John the Ripper (JtR) is a password cracker originally developed for UNIX based systems 1996 has been published. Using this essential pen testing tool, you can check password strength and crack encrypted (or hashed) passwords using brute force methods or dictionary attacks.
The tool is available in both a GNU licensed and a proprietary version – moreover, on GitHub a community-based “Jumbo” variant is also available for download. Recommended for security professionals second version: It features performance optimizations and has additional features such as multilingual dictionaries and support for 64-bit architectures on board.
This article tells you how John the Ripper works, what possibilities the tool offers to crack passwords and shows you how you can work with it in practice with an example guide.
Like most other password crackers, John the Ripper works in three basic ways:
Dictionary attack: Dictionaries or password lists serve as resources. The tool will enter any existing password and try to extract the correct ID from it.
Brutal Attack: In this type of attack, John the Ripper needs some configuration parameters, such as the minimum and maximum password length, the type of characters it contains (only letters, letters and numbers, letters, numbers and special characters), and the order of the search. Finding the ideal brute force configuration requires a certain level of expertise. Once the configuration is complete, John the Ripper will test all possible password combinations based on this and notify you if successful. This process can be very effective, but also extremely time consuming: it can: last more than 9 yearsto crack a password consisting of nine characters (numbers, letters and special characters).
Rainbow tables: Applications that value security do not store passwords in plain text. Instead, you convert the IDs into hash files. Rainbow table attacks, which compare such lists to precomputed data pools to convert the identifiers back into the correct plain text format, are particularly recommended when large lists of hashed passwords are available. Compared to brute force attacks, rainbow table attacks usually promise faster cracking success – unless they’re encrypted (“salted“) hash files.
John the Ripper brings three different operating modes: Of:
Single crack mode: The creators of John the Ripper recommend this mode as it is considered the fastest. The single crack mode works with the information from UNIX passwd files. This is especially effective when the username is known or easy to guess (e-mail addresses, for example).
Glossary Mode: Text files or password lists that you have created yourself can be used with this method (ideally one password per line and no duplicates). JtR also comes with some default lists (the proprietary version offers the largest selection), but doesn’t automatically sort the existing passwords. However, this can be done manually relatively easily:
Tr A-Z a-z < SOURCE | sort -u > TARGET
Incremental mode: This mode is JtR’s equivalent of brute force, so it can become an extreme waste of time – or never end, depending on the complexity of the password being cracked.
In addition, JtR also offers a custom remote mode providing.
A detailed use case on the tool’s official website focuses on a UNIX “shadow” file containing passwords for user and system accounts in the hash format contains.
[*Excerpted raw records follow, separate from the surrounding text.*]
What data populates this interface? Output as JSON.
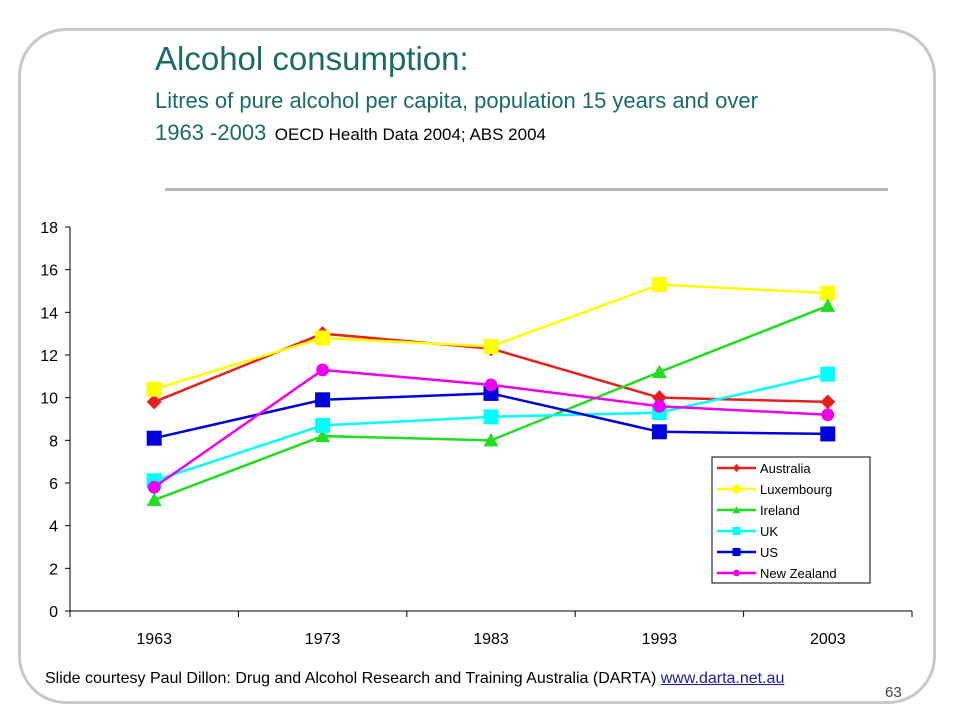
{
  "slide": {
    "title": "Alcohol consumption:",
    "subtitle": "Litres of pure alcohol per capita, population 15 years and over",
    "years": "1963 -2003",
    "source": "OECD Health Data 2004; ABS 2004",
    "footer_text": "Slide courtesy Paul Dillon: Drug and Alcohol Research and Training Australia (DARTA) ",
    "footer_link": "www.darta.net.au",
    "page_number": "63"
  },
  "chart_data": {
    "type": "line",
    "categories": [
      "1963",
      "1973",
      "1983",
      "1993",
      "2003"
    ],
    "ylim": [
      0,
      18
    ],
    "yticks": [
      0,
      2,
      4,
      6,
      8,
      10,
      12,
      14,
      16,
      18
    ],
    "grid": false,
    "legend_position": "bottom-right",
    "series": [
      {
        "name": "Australia",
        "color": "#e4211c",
        "marker": "diamond",
        "values": [
          9.8,
          13.0,
          12.3,
          10.0,
          9.8
        ]
      },
      {
        "name": "Luxembourg",
        "color": "#ffff00",
        "marker": "square",
        "values": [
          10.4,
          12.8,
          12.4,
          15.3,
          14.9
        ]
      },
      {
        "name": "Ireland",
        "color": "#22dd22",
        "marker": "triangle",
        "values": [
          5.2,
          8.2,
          8.0,
          11.2,
          14.3
        ]
      },
      {
        "name": "UK",
        "color": "#00ffff",
        "marker": "square",
        "values": [
          6.1,
          8.7,
          9.1,
          9.3,
          11.1
        ]
      },
      {
        "name": "US",
        "color": "#0000dd",
        "marker": "square",
        "values": [
          8.1,
          9.9,
          10.2,
          8.4,
          8.3
        ]
      },
      {
        "name": "New Zealand",
        "color": "#ee00ee",
        "marker": "circle",
        "values": [
          5.8,
          11.3,
          10.6,
          9.6,
          9.2
        ]
      }
    ]
  }
}
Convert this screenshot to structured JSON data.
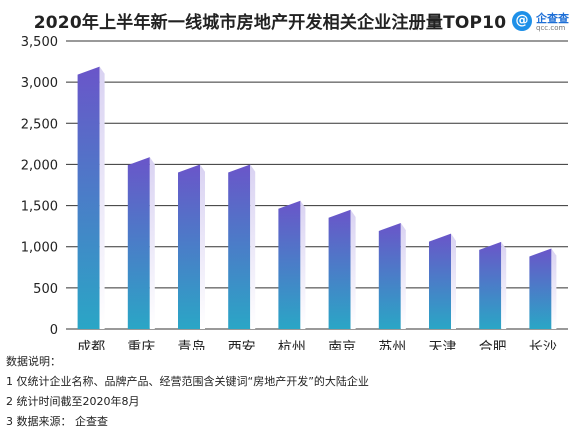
{
  "title": "2020年上半年新一线城市房地产开发相关企业注册量TOP10",
  "logo": {
    "glyph": "@",
    "name": "企查查",
    "url": "qcc.com"
  },
  "notes": [
    "数据说明：",
    "1 仅统计企业名称、品牌产品、经营范围含关键词“房地产开发”的大陆企业",
    "2 统计时间截至2020年8月",
    "3 数据来源：  企查查"
  ],
  "chart_data": {
    "type": "bar",
    "title": "2020年上半年新一线城市房地产开发相关企业注册量TOP10",
    "categories": [
      "成都",
      "重庆",
      "青岛",
      "西安",
      "杭州",
      "南京",
      "苏州",
      "天津",
      "合肥",
      "长沙"
    ],
    "values": [
      3150,
      2050,
      1960,
      1960,
      1520,
      1410,
      1250,
      1120,
      1020,
      940
    ],
    "ylim": [
      0,
      3500
    ],
    "yticks": [
      0,
      500,
      1000,
      1500,
      2000,
      2500,
      3000,
      3500
    ],
    "ytick_labels": [
      "0",
      "500",
      "1,000",
      "1,500",
      "2,000",
      "2,500",
      "3,000",
      "3,500"
    ],
    "grid": true,
    "colors": {
      "bar_top": "#6a55c9",
      "bar_bottom": "#2aa6c6",
      "side_top": "#d9d2f2",
      "side_bottom": "#ffffff",
      "grid": "#333333"
    }
  }
}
Newer UNIX-based distributions store a list of usernames and other information in a different path than the corresponding hash files. Therefore, the first step with John the Ripper is to merge the two files. This works with the following command:
unshadow /etc/passwd /etc/shadow > mypasswd
umask 077 ensures that the newly created “mypasswd” file is fully privileged and works with JtR. The easiest way to run the file in autopilot mode is via
This initially unleashes the single crack mode on the newly created mypasswd file. If the cracking fails, the second step is Wordlist mode (with the preset defaults and lists). When all else fails, John the Ripper eventually switches to incremental mode. You can also cancel the session at any time and continue at a later time with the following command:
Here’s a full list of usage examples – you can get the “official” John the Ripper manual with the command
man john to see. Before getting “serious”, it is recommended to use the tool according to their preferences configure.
John the Ripper is one of the most popular password crackers for a reason: its selection of free open source versions and strong community support make JtR an essential part of any pentester toolkit.
This post is based on an article from our US sister publication, CSO Online.